Unsolved Paleo Mysteries Month #11 – Strange Snoots: Equid Edition

Horse evolution is often represented as a simple progression from Eohippus* to modern Equus, but it was actually a lot more complicated than that – and some ancient horses had some very odd things going with their snouts…

(* For a long time Eohippus was considered synonymous with Hyracotherium, but more recently has been split back off as its own genus again.)


An illustration of the skull of an extinct horse, showing the unusually large holes in the bones in front of the eye sockets. Below is a reconstruction of the horse's head in life.
Pliohippus sp. skull and head reconstruction

Pliohippus, from the Middle Miocene of North America (~15-12 mya), and several of its other close relatives had especially large, deep recesses in their skulls, usually referred to as “preorbital fossae”.

And the purpose of these holes is still unknown. Although superficially similar depressions are seen in various other perissodactyl groups, they vary in position and structure and probably weren’t all homologous.
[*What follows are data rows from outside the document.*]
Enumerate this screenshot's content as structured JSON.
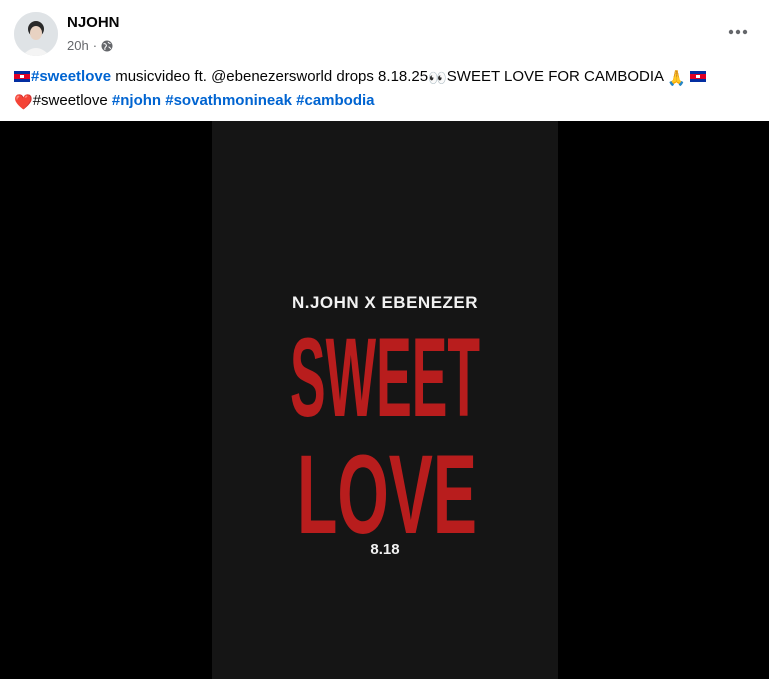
{
  "post": {
    "author": "NJOHN",
    "time": "20h",
    "separator": "·",
    "privacy_icon": "globe-icon",
    "more_icon": "more-options-icon"
  },
  "caption": {
    "hashtag_sweetlove_1": "#sweetlove",
    "text_1": " musicvideo ft. @ebenezersworld drops 8.18.25",
    "eyes_emoji": "👀",
    "text_2": "SWEET LOVE FOR CAMBODIA ",
    "pray_emoji": "🙏",
    "heart_emoji": "❤️",
    "plain_sweetlove": "#sweetlove ",
    "hashtag_njohn": "#njohn",
    "hashtag_sovathmonineak": "#sovathmonineak",
    "hashtag_cambodia": "#cambodia"
  },
  "poster": {
    "credit": "N.JOHN X EBENEZER",
    "title_line1": "SWEET",
    "title_line2": "LOVE",
    "date": "8.18",
    "title_color": "#b81d1d",
    "background_color": "#151515"
  }
}
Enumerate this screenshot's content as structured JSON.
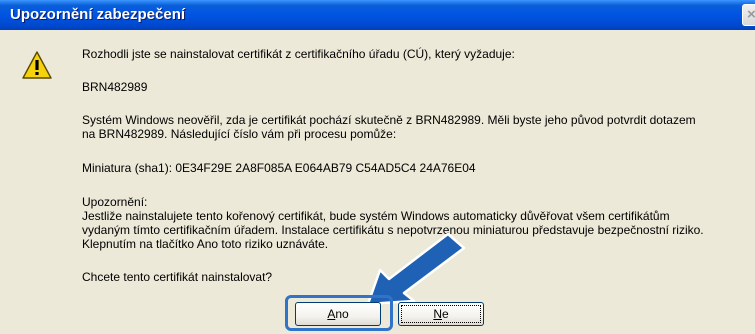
{
  "window": {
    "title": "Upozornění zabezpečení",
    "close_label": "×"
  },
  "message": {
    "intro": "Rozhodli jste se nainstalovat certifikát z certifikačního úřadu (CÚ), který vyžaduje:",
    "issuer": "BRN482989",
    "verify_line1": "Systém Windows neověřil, zda je certifikát pochází skutečně z BRN482989. Měli byste jeho původ potvrdit dotazem",
    "verify_line2": "na BRN482989. Následující číslo vám při procesu pomůže:",
    "thumbprint": "Miniatura (sha1): 0E34F29E 2A8F085A E064AB79 C54AD5C4 24A76E04",
    "warning_heading": "Upozornění:",
    "warning_line1": "Jestliže nainstalujete tento kořenový certifikát, bude systém Windows automaticky důvěřovat všem certifikátům",
    "warning_line2": "vydaným tímto certifikačním úřadem. Instalace certifikátu s nepotvrzenou miniaturou představuje bezpečnostní riziko.",
    "warning_line3": "Klepnutím na tlačítko Ano toto riziko uznáváte.",
    "question": "Chcete tento certifikát nainstalovat?"
  },
  "buttons": {
    "yes_accel": "A",
    "yes_rest": "no",
    "no_accel": "N",
    "no_rest": "e"
  },
  "icons": {
    "warning": "warning-triangle-icon",
    "arrow": "blue-arrow-icon"
  },
  "colors": {
    "titlebar": "#0054e3",
    "dialog_bg": "#ece9d8",
    "highlight": "#2f74c9"
  }
}
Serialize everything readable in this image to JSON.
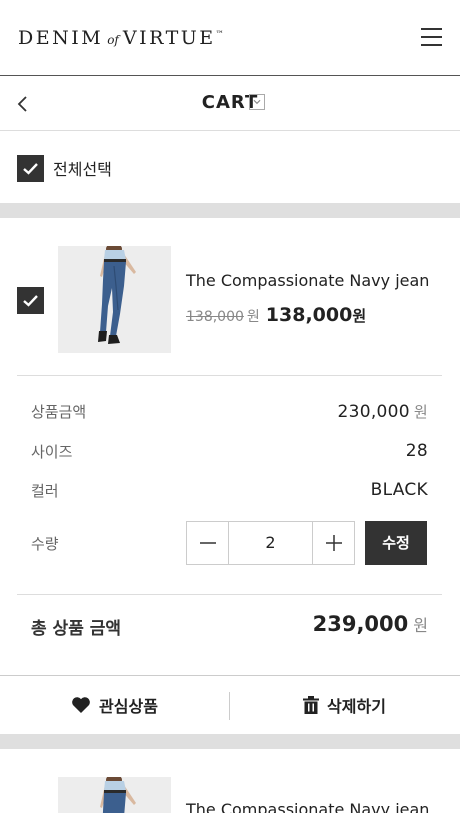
{
  "header": {
    "logo_left": "DENIM",
    "logo_of": "of",
    "logo_right": "VIRTUE",
    "logo_tm": "™",
    "menu_icon": "hamburger-menu-icon"
  },
  "subheader": {
    "title": "CART",
    "back_icon": "chevron-left-icon",
    "dropdown_icon": "chevron-down-icon"
  },
  "select_all": {
    "label": "전체선택",
    "checked": true
  },
  "items": [
    {
      "checked": true,
      "name": "The Compassionate Navy jean",
      "original_price": "138,000",
      "original_currency": "원",
      "sale_price": "138,000",
      "sale_currency": "원",
      "details": {
        "price_label": "상품금액",
        "price_value": "230,000",
        "price_unit": "원",
        "size_label": "사이즈",
        "size_value": "28",
        "color_label": "컬러",
        "color_value": "BLACK",
        "qty_label": "수량",
        "qty_value": "2",
        "update_label": "수정"
      },
      "total_label": "총 상품 금액",
      "total_value": "239,000",
      "total_unit": "원",
      "wishlist_label": "관심상품",
      "delete_label": "삭제하기"
    },
    {
      "name": "The Compassionate Navy jean"
    }
  ],
  "colors": {
    "dark": "#333333",
    "divider": "#dddddd",
    "section_gap": "#dfdfdf",
    "muted": "#888888"
  }
}
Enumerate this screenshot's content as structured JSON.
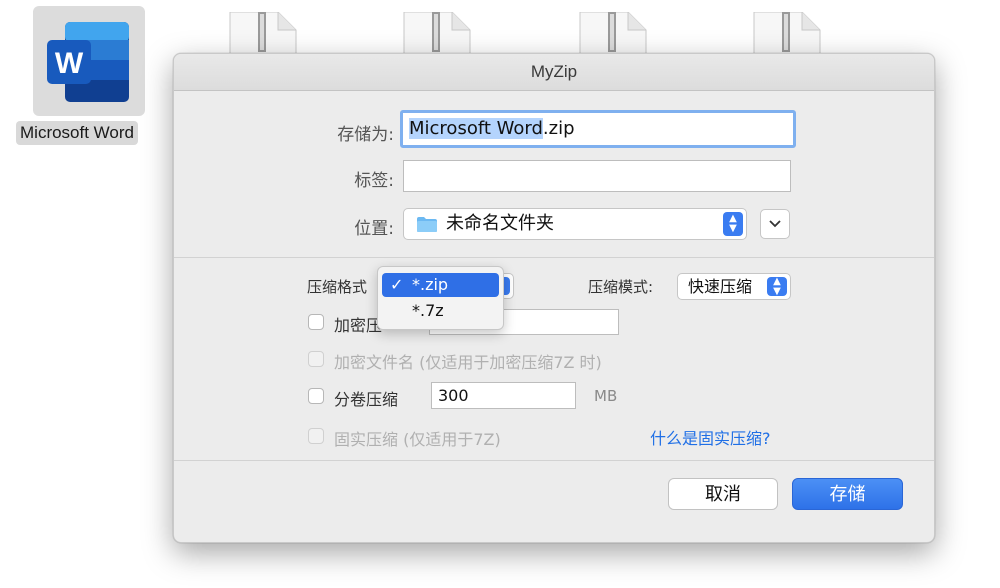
{
  "desktop": {
    "app_icon_label": "Microsoft Word",
    "word_letter": "W"
  },
  "dialog": {
    "title": "MyZip",
    "save_as_label": "存储为:",
    "save_as_name": "Microsoft Word",
    "save_as_ext": ".zip",
    "tags_label": "标签:",
    "tags_value": "",
    "location_label": "位置:",
    "location_value": "未命名文件夹",
    "format_label": "压缩格式",
    "format_options": [
      "*.zip",
      "*.7z"
    ],
    "format_selected": "*.zip",
    "mode_label": "压缩模式:",
    "mode_value": "快速压缩",
    "encrypt_label": "加密压",
    "password_value": "",
    "encrypt_name_label": "加密文件名 (仅适用于加密压缩7Z 时)",
    "split_label": "分卷压缩",
    "split_value": "300",
    "split_unit": "MB",
    "solid_label": "固实压缩 (仅适用于7Z)",
    "solid_help_link": "什么是固实压缩?",
    "cancel_label": "取消",
    "save_label": "存储"
  },
  "colors": {
    "accent": "#2f6fe6",
    "link": "#1f6fe6",
    "selection": "#b4d4fd",
    "focus_ring": "#7fb0ef"
  }
}
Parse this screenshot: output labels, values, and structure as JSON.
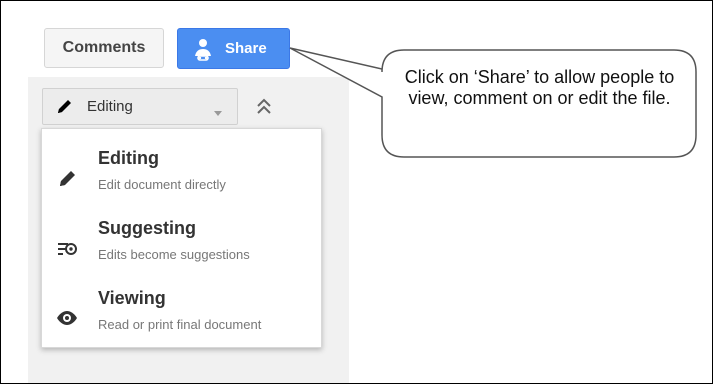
{
  "toolbar": {
    "comments_label": "Comments",
    "share_label": "Share",
    "share_icon": "share-person-icon",
    "share_color": "#4b8ef1"
  },
  "mode_selector": {
    "current_mode": "Editing",
    "pencil_icon": "pencil-icon",
    "dropdown_icon": "chevron-down-icon",
    "collapse_icon": "double-chevron-up-icon"
  },
  "menu": {
    "items": [
      {
        "title": "Editing",
        "description": "Edit document directly",
        "icon": "pencil-icon"
      },
      {
        "title": "Suggesting",
        "description": "Edits become suggestions",
        "icon": "suggest-icon"
      },
      {
        "title": "Viewing",
        "description": "Read or print final document",
        "icon": "eye-icon"
      }
    ]
  },
  "callout": {
    "text": "Click on ‘Share’ to allow people to view, comment on or edit the file."
  }
}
Ideas have included resonating chambers, some sort of glands, inflatable sacs, or attachment sites for complex lip musculature.


An illustration of the skull of an extinct horse, showing the unusually large nasal cavity. Below is a reconstruction of the horse's head in life.
Hippidion sp. skull and head reconstruction

Meanwhile Hippidion from the Pleistocene of South America (2 million – 10,000 years ago) had especially long and domed nasal bones. This must have supported an enormous nasal area – possibly giving it a saiga-like air-conditioning system, a highly sensitive sense of smell, or perhaps even some sort of prehensile proboscis-like snout.

Unless we find some exceptional soft-tissue preservation, the facial anatomy of these equids is going to remain enigmatic.